Removing a Small Hill is a Not-So-Small Project
When we moved into our recently remodeled rambler a little more than two years ago I thought, “No more projects!”
When we moved into our recently remodeled rambler a little more than two years ago I thought, “No more projects!” In our previous home we had replaced flooring, trim, light fixtures and painted every square inch of the place, and I was excited at the thought of fewer weekend projects that ran for weeks on end.
After our two-year honeymoon with the new home we needed something to fill the project-less void, and the dead space with a superfluous hill felt like the exact right project. We grew tired of our two shepherd-mix pups running through (they know they’re not supposed to) and spattering mulch around the yard like unwelcome confetti.
Thus, a plan was hatched.
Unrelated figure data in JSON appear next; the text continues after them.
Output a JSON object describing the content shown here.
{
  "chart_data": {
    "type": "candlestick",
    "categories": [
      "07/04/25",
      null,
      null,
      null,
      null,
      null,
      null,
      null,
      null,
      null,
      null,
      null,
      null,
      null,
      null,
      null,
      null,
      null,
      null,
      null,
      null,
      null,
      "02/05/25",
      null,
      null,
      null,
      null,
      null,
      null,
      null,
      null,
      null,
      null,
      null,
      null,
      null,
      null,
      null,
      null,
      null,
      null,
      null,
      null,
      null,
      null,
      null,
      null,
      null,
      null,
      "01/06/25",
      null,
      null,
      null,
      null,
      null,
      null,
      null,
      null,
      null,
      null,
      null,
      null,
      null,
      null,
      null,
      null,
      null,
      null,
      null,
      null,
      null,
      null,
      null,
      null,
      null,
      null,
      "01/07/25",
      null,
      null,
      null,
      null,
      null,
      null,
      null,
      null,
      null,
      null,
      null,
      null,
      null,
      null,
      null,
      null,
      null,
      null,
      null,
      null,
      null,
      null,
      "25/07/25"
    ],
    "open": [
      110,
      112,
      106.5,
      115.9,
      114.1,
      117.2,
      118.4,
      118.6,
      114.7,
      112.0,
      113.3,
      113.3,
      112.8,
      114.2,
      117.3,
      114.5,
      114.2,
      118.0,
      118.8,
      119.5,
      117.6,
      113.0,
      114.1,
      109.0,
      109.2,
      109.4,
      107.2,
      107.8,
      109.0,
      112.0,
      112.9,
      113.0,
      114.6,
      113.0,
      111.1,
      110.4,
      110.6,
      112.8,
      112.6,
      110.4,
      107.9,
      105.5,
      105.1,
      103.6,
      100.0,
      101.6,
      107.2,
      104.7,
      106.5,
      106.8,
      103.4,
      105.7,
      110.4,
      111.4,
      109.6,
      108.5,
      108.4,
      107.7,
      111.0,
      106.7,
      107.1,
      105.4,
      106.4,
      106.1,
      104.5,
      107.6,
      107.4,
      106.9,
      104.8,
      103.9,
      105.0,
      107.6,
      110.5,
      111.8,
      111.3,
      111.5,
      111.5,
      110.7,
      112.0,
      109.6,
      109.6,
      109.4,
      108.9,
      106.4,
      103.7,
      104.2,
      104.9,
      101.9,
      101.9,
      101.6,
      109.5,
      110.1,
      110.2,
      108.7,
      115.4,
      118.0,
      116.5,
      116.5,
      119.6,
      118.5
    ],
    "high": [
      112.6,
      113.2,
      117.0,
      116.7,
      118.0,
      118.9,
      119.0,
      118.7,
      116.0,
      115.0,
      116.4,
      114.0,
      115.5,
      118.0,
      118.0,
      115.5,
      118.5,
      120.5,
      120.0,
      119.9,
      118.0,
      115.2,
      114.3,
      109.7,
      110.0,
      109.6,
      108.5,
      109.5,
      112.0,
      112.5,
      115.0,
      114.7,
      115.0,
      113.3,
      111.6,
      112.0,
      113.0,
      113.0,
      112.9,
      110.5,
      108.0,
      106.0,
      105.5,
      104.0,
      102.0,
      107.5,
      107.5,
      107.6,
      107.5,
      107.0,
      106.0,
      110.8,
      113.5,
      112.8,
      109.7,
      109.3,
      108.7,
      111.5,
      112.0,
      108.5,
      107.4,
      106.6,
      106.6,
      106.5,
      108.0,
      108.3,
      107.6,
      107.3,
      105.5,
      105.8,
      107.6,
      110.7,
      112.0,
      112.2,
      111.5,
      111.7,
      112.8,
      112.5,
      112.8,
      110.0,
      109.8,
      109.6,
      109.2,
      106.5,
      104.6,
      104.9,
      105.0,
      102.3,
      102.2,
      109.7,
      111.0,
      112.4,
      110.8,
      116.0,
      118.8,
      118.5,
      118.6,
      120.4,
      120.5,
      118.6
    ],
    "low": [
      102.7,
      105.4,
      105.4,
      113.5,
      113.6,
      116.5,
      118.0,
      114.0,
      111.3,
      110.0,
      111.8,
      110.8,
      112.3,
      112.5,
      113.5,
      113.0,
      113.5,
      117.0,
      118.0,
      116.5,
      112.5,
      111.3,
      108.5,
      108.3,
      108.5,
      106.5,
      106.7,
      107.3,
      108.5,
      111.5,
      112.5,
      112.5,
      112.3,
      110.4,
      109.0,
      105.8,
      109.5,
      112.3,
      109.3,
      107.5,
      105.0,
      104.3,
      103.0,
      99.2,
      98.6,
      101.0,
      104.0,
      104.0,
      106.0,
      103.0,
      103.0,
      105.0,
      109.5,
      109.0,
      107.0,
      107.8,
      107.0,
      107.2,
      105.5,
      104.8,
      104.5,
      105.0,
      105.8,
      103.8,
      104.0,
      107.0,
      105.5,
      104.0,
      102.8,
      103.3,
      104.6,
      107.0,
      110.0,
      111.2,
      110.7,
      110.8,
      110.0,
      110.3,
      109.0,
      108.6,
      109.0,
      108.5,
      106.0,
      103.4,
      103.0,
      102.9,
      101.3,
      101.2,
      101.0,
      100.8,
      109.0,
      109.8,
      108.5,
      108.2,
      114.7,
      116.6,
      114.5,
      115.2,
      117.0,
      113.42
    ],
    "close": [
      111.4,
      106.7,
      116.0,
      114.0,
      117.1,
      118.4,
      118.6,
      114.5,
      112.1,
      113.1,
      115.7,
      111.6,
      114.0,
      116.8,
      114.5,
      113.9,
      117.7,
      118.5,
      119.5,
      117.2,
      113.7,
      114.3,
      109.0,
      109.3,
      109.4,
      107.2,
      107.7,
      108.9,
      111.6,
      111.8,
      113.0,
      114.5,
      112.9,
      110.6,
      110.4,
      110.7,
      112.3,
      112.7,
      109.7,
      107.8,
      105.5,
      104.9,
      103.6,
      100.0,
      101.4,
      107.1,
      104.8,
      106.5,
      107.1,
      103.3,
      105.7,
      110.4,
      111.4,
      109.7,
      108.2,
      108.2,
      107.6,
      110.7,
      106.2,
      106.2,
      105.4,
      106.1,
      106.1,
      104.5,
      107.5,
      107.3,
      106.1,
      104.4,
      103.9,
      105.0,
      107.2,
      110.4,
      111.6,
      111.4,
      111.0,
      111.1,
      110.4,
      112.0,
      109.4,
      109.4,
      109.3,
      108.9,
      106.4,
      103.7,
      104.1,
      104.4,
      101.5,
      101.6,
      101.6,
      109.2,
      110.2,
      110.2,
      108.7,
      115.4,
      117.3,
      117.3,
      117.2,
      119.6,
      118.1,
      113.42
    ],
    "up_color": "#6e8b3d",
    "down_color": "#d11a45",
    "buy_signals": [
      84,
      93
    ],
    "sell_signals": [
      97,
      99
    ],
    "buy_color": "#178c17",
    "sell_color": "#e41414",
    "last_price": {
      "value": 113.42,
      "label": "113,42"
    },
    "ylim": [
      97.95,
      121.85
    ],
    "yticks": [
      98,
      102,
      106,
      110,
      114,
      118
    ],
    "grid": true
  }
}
We were expecting nice, albeit unseasonably warm, May weather so we invited my parents down to the cities to help remove the hill, transplant the beautiful magnolia tree twenty feet to the north, and then my husband and I would build five raised cedar beds for gardening. Too easy, right?
What I learned from the experience:
- Hills are deceptive, especially when they’ve been compacted.
- Trees are flipping heavy and the holes they need for transplanting are huge.
- My parents should be canonized. They were troopers for joining us in this endeavor, never complained, and only enjoyed one celebratory beer at the end of the day before making the hour drive home.
- Never depend on a Minnesota weather forecast. Our dry forecast and plan to slowly build the planter boxes throughout several days turned into a sprint when storms pushed further north and we had to have enough done in 24 hours to cover the dirt piles so as not to lose them.
We still have to install pavers between the planter boxes, which has been neglected due to the enjoyment of maintaining and harvesting our garden, but overall, we are thrilled with the outcome. The dead space in our yard is now a productive garden that is away from our pets and the pesky neighborhood rabbit infestation. One last lesson learned: keep the vining plants in the ground or they will take over everything.